SM AA added that she expects the Department of Community Health and the Centers for Medicare and Medicaid Services to follow the process she described when requesting medical records and if all of the information required to release a medical record is not provided when the Department of Community Health and the Centers for Medicare and Medicaid Services requests it, the request for medical records will be denied.
SM AA further explained that if a record request is received by a facility staff member who works outside of the HIS department, she expects the request to be forwarded to the HIS department for verification and processing.

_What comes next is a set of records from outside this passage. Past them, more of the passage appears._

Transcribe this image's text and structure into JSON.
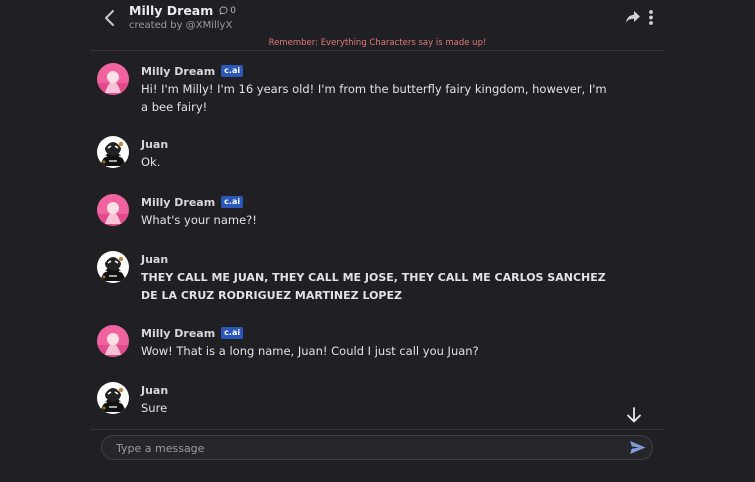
{
  "header": {
    "title": "Milly Dream",
    "chat_count": "0",
    "subtitle": "created by @XMillyX",
    "icons": {
      "back": "chevron-left-icon",
      "share": "share-icon",
      "more": "more-vertical-icon",
      "chat": "chat-bubble-icon"
    }
  },
  "disclaimer": "Remember: Everything Characters say is made up!",
  "messages": [
    {
      "author": "Milly Dream",
      "badge": "c.ai",
      "text": "Hi! I'm Milly! I'm 16 years old! I'm from the butterfly fairy kingdom, however, I'm a bee fairy!",
      "bold": false,
      "avatar": "character-avatar"
    },
    {
      "author": "Juan",
      "badge": "",
      "text": "Ok.",
      "bold": false,
      "avatar": "user-avatar"
    },
    {
      "author": "Milly Dream",
      "badge": "c.ai",
      "text": "What's your name?!",
      "bold": false,
      "avatar": "character-avatar"
    },
    {
      "author": "Juan",
      "badge": "",
      "text": "THEY CALL ME JUAN, THEY CALL ME JOSE, THEY CALL ME CARLOS SANCHEZ DE LA CRUZ RODRIGUEZ MARTINEZ LOPEZ",
      "bold": true,
      "avatar": "user-avatar"
    },
    {
      "author": "Milly Dream",
      "badge": "c.ai",
      "text": "Wow! That is a long name, Juan! Could I just call you Juan?",
      "bold": false,
      "avatar": "character-avatar"
    },
    {
      "author": "Juan",
      "badge": "",
      "text": "Sure",
      "bold": false,
      "avatar": "user-avatar"
    }
  ],
  "composer": {
    "placeholder": "Type a message",
    "value": "",
    "send_icon": "send-icon"
  },
  "scroll_icon": "arrow-down-icon",
  "colors": {
    "background": "#202024",
    "badge": "#2a57b8",
    "disclaimer": "#e0787b",
    "send": "#7f9ed8"
  }
}
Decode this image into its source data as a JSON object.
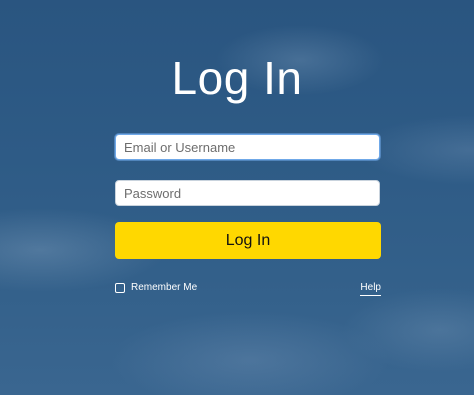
{
  "login": {
    "title": "Log In",
    "email_placeholder": "Email or Username",
    "password_placeholder": "Password",
    "submit_label": "Log In",
    "remember_label": "Remember Me",
    "remember_checked": false,
    "help_label": "Help"
  },
  "colors": {
    "background": "#2b5883",
    "button": "#ffd800",
    "text": "#ffffff"
  }
}
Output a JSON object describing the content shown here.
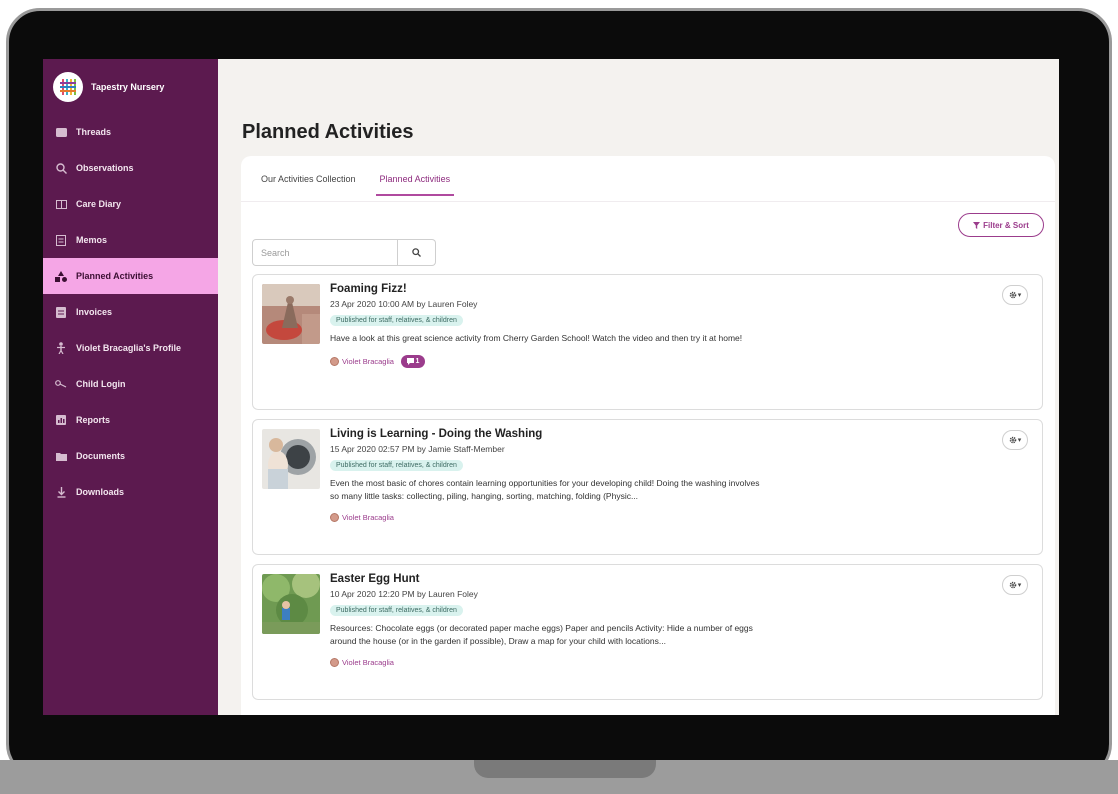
{
  "sidebar": {
    "brand": "Tapestry Nursery",
    "items": [
      {
        "label": "Threads",
        "icon": "threads-icon"
      },
      {
        "label": "Observations",
        "icon": "observations-icon"
      },
      {
        "label": "Care Diary",
        "icon": "care-diary-icon"
      },
      {
        "label": "Memos",
        "icon": "memos-icon"
      },
      {
        "label": "Planned Activities",
        "icon": "planned-activities-icon",
        "active": true
      },
      {
        "label": "Invoices",
        "icon": "invoices-icon"
      },
      {
        "label": "Violet Bracaglia's Profile",
        "icon": "profile-icon"
      },
      {
        "label": "Child Login",
        "icon": "key-icon"
      },
      {
        "label": "Reports",
        "icon": "reports-icon"
      },
      {
        "label": "Documents",
        "icon": "folder-icon"
      },
      {
        "label": "Downloads",
        "icon": "download-icon"
      }
    ]
  },
  "main": {
    "title": "Planned Activities",
    "tabs": [
      {
        "label": "Our Activities Collection"
      },
      {
        "label": "Planned Activities",
        "active": true
      }
    ],
    "filter_label": "Filter & Sort",
    "search": {
      "placeholder": "Search",
      "value": ""
    },
    "activities": [
      {
        "title": "Foaming Fizz!",
        "meta": "23 Apr 2020 10:00 AM by Lauren Foley",
        "badge": "Published for staff, relatives, & children",
        "description": "Have a look at this great science activity from Cherry Garden School! Watch the video and then try it at home!",
        "child": "Violet Bracaglia",
        "comments": "1"
      },
      {
        "title": "Living is Learning - Doing the Washing",
        "meta": "15 Apr 2020 02:57 PM by Jamie Staff-Member",
        "badge": "Published for staff, relatives, & children",
        "description": "Even the most basic of chores contain learning opportunities for your developing child! Doing the washing involves so many little tasks: collecting, piling, hanging, sorting, matching, folding (Physic...",
        "child": "Violet Bracaglia"
      },
      {
        "title": "Easter Egg Hunt",
        "meta": "10 Apr 2020 12:20 PM by Lauren Foley",
        "badge": "Published for staff, relatives, & children",
        "description": "Resources: Chocolate eggs (or decorated paper mache eggs) Paper and pencils Activity: Hide a number of eggs around the house (or in the garden if possible), Draw a map for your child with locations...",
        "child": "Violet Bracaglia"
      }
    ]
  },
  "colors": {
    "sidebar_bg": "#5c1a4f",
    "active_nav": "#f5a6e6",
    "accent": "#9b3c8c",
    "badge_bg": "#d9f2ee"
  }
}
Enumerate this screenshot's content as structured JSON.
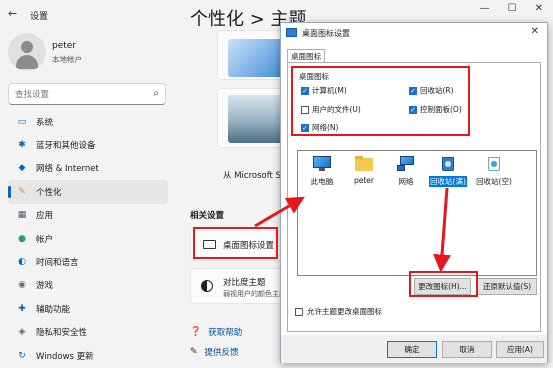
{
  "window": {
    "title": "设置",
    "controls": [
      "—",
      "☐",
      "✕"
    ]
  },
  "profile": {
    "name": "peter",
    "account_type": "本地帐户"
  },
  "search": {
    "placeholder": "查找设置"
  },
  "nav": [
    {
      "label": "系统",
      "icon": "monitor-icon",
      "glyph": "▭",
      "color": "#0067c0"
    },
    {
      "label": "蓝牙和其他设备",
      "icon": "bluetooth-icon",
      "glyph": "✱",
      "color": "#0067c0"
    },
    {
      "label": "网络 & Internet",
      "icon": "wifi-icon",
      "glyph": "◆",
      "color": "#0067c0"
    },
    {
      "label": "个性化",
      "icon": "pen-icon",
      "glyph": "✎",
      "color": "#e88a2e",
      "active": true
    },
    {
      "label": "应用",
      "icon": "apps-icon",
      "glyph": "▦",
      "color": "#455a73"
    },
    {
      "label": "帐户",
      "icon": "person-icon",
      "glyph": "●",
      "color": "#1fa06e"
    },
    {
      "label": "时间和语言",
      "icon": "globe-clock-icon",
      "glyph": "◐",
      "color": "#0067c0"
    },
    {
      "label": "游戏",
      "icon": "gamepad-icon",
      "glyph": "◉",
      "color": "#6b6b6b"
    },
    {
      "label": "辅助功能",
      "icon": "accessibility-icon",
      "glyph": "✚",
      "color": "#0067c0"
    },
    {
      "label": "隐私和安全性",
      "icon": "shield-icon",
      "glyph": "◈",
      "color": "#5c6470"
    },
    {
      "label": "Windows 更新",
      "icon": "update-icon",
      "glyph": "↻",
      "color": "#0067c0"
    }
  ],
  "content": {
    "title": "个性化 > 主题",
    "store_link": "从 Microsoft Sto",
    "related_section": "相关设置",
    "desktop_icon_settings": "桌面图标设置",
    "contrast_title": "对比度主题",
    "contrast_sub": "弱视用户的颜色主题",
    "help": "获取帮助",
    "feedback": "提供反馈"
  },
  "dialog": {
    "title": "桌面图标设置",
    "tab": "桌面图标",
    "group": "桌面图标",
    "checkboxes": [
      {
        "label": "计算机(M)",
        "checked": true
      },
      {
        "label": "回收站(R)",
        "checked": true
      },
      {
        "label": "用户的文件(U)",
        "checked": false
      },
      {
        "label": "控制面板(O)",
        "checked": true
      },
      {
        "label": "网络(N)",
        "checked": true
      }
    ],
    "icons": [
      {
        "label": "此电脑",
        "icon": "computer-icon"
      },
      {
        "label": "peter",
        "icon": "folder-icon"
      },
      {
        "label": "网络",
        "icon": "network-icon"
      },
      {
        "label": "回收站(满)",
        "icon": "recycle-bin-full-icon",
        "selected": true
      },
      {
        "label": "回收站(空)",
        "icon": "recycle-bin-empty-icon"
      }
    ],
    "change_icon": "更改图标(H)...",
    "restore_default": "还原默认值(S)",
    "allow_theme": "允许主题更改桌面图标",
    "ok": "确定",
    "cancel": "取消",
    "apply": "应用(A)",
    "close": "✕"
  },
  "colors": {
    "highlight": "#e3191e",
    "accent": "#0067c0"
  }
}
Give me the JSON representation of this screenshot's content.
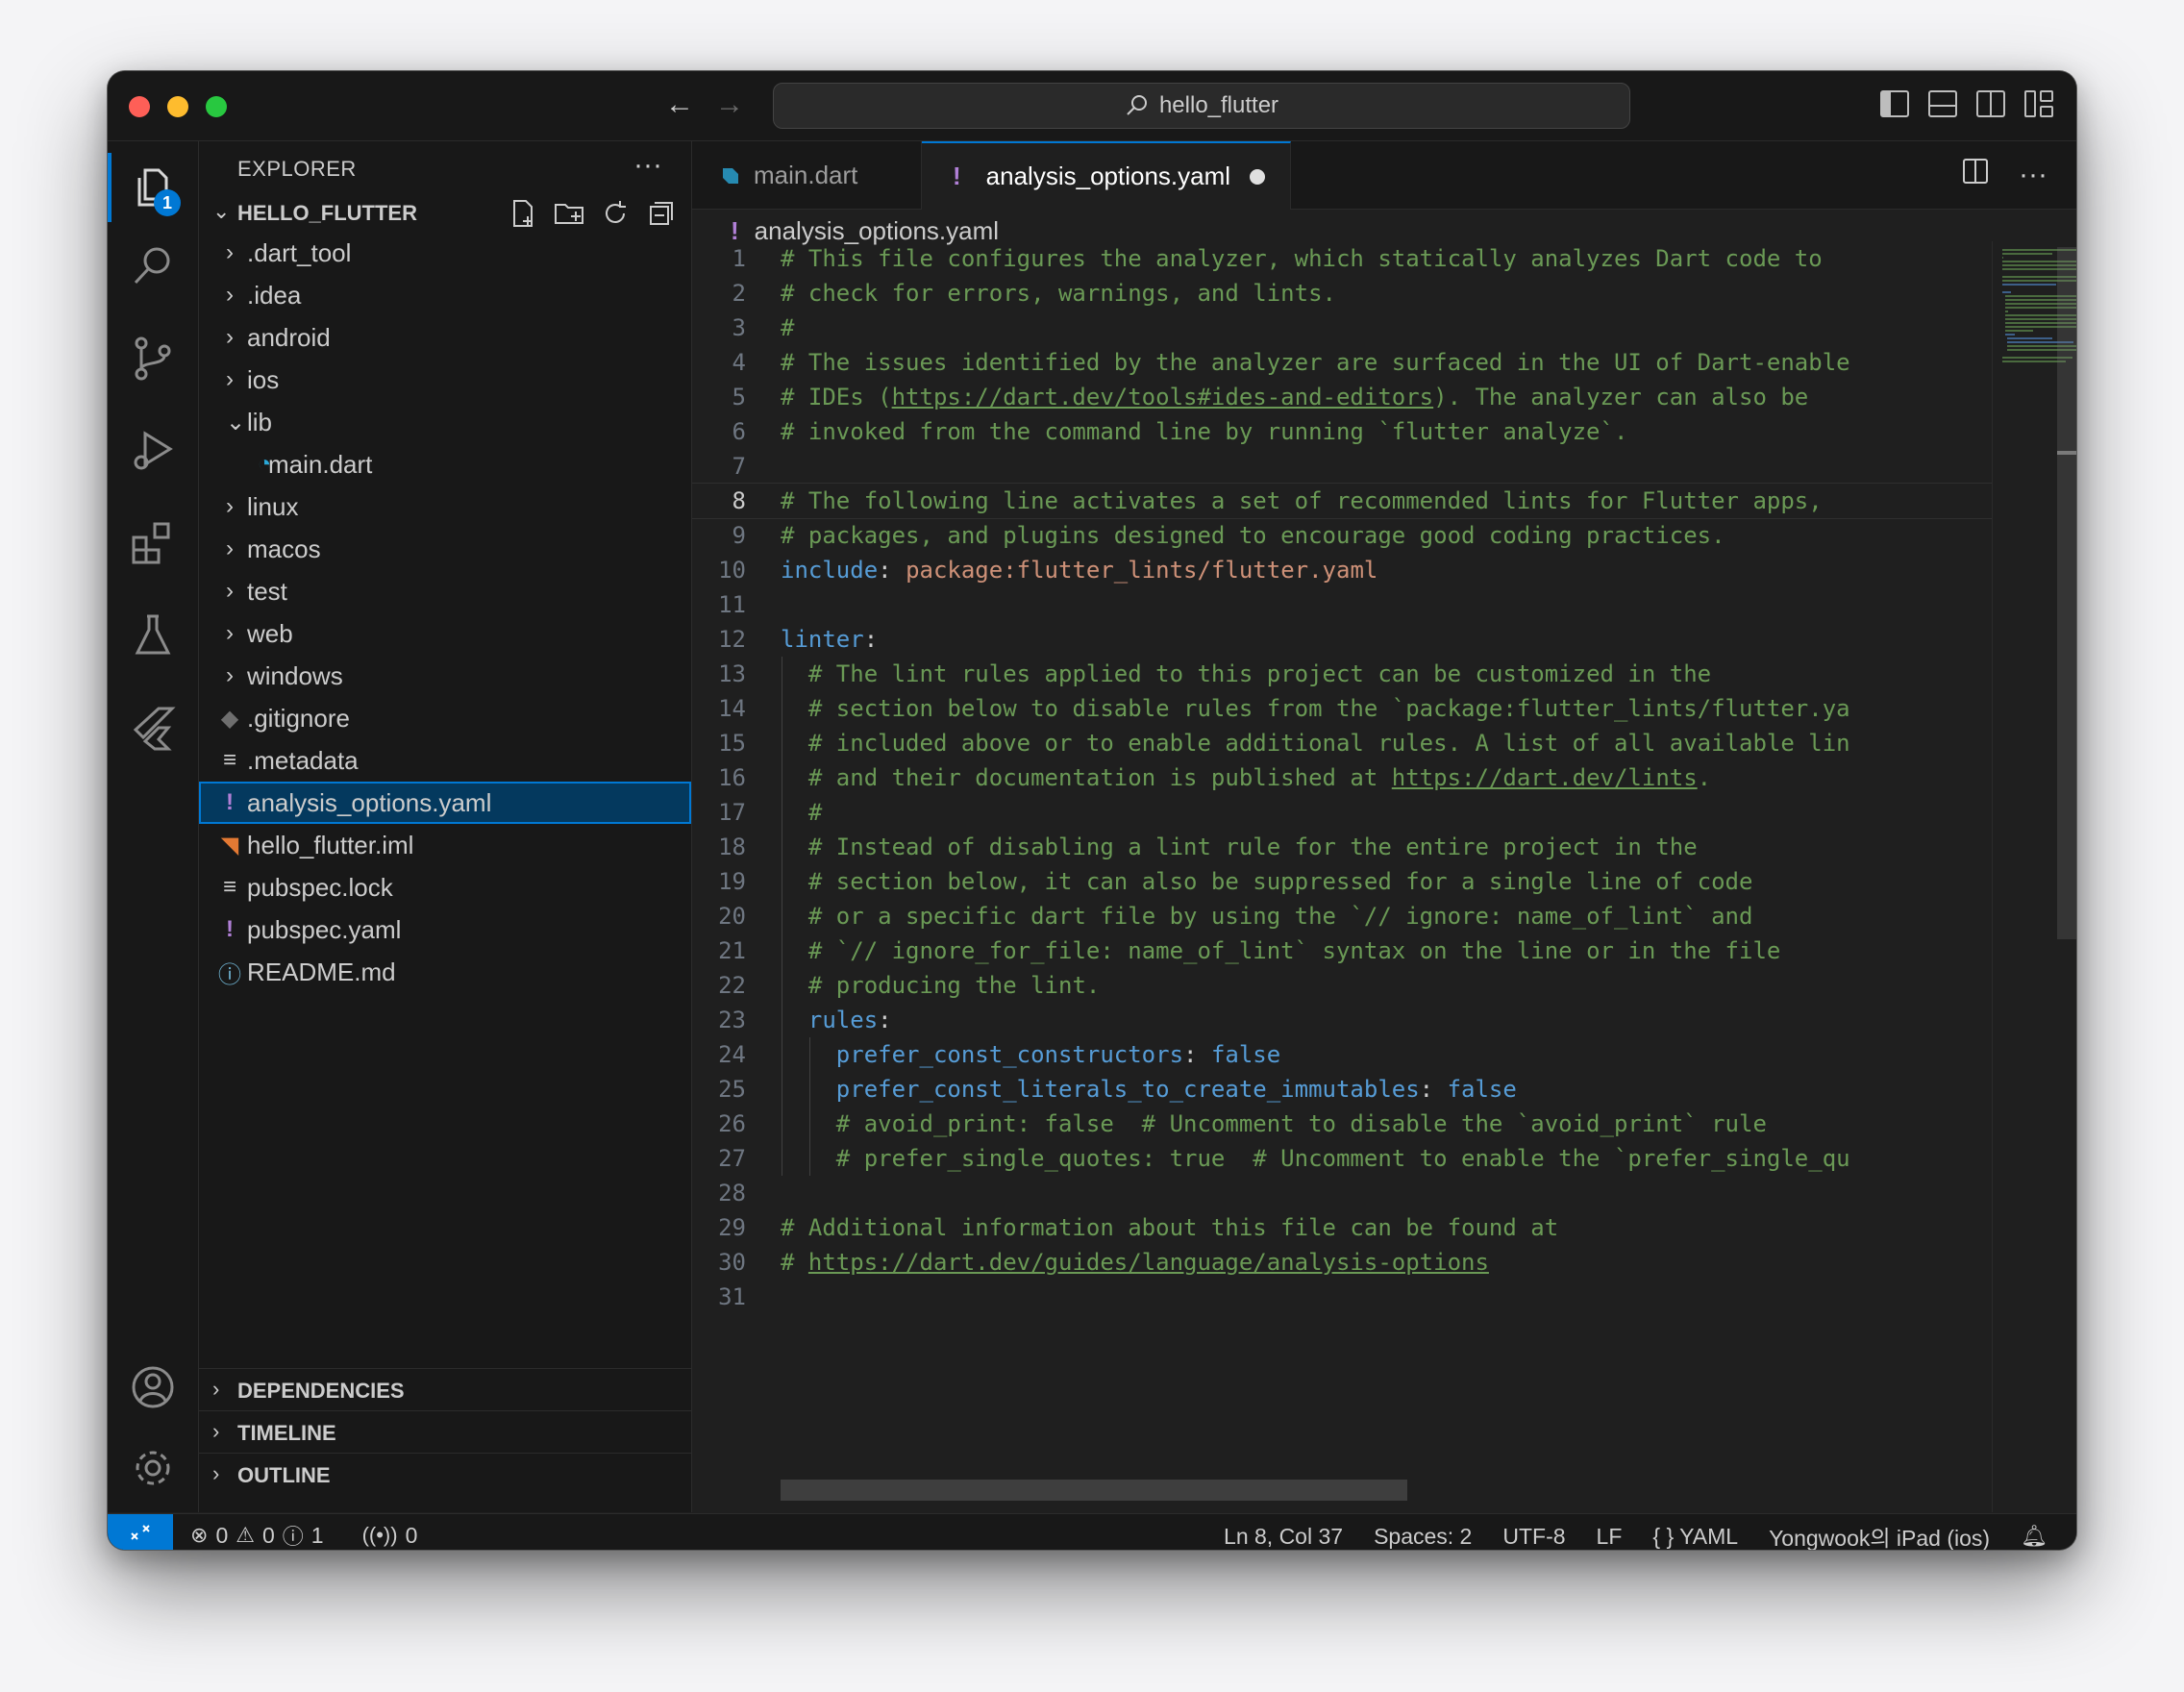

A telephone interview was conducted on 12/18/24 at 1:00 p.m. with Medical Records Custodian (MRC) CC. MRC CC explained that she is an employee of a medical records vendor contracted by the facility and that she is responsible for overseeing the timely completion of medical record requests for several facility campuses.
MRC CC explained that all requests are entered into the medical records request log. She added that she was unsure why the state's request was not entered into the logbook but that 98 percent (%) of the log is accurate. She added that they try to prioritize state and federal agency requests, but she is unaware of any exclusions that apply to a state survey agency or other agencies for performing reviews and surveys requiring immediate access to medical records.
A follow-up telephone interview with SM AA was conducted on 12/18/24 at 1:15 p.m. SM AA explained that the contracted medical records vendor audits medical records requests and will forward reports for the facility to review but that the facility does not provide direct oversight of the medical records requests. She added that she is unaware of any exclusions that apply to a state survey agency or other agencies for performing reviews and surveys requiring immediate access to medical records.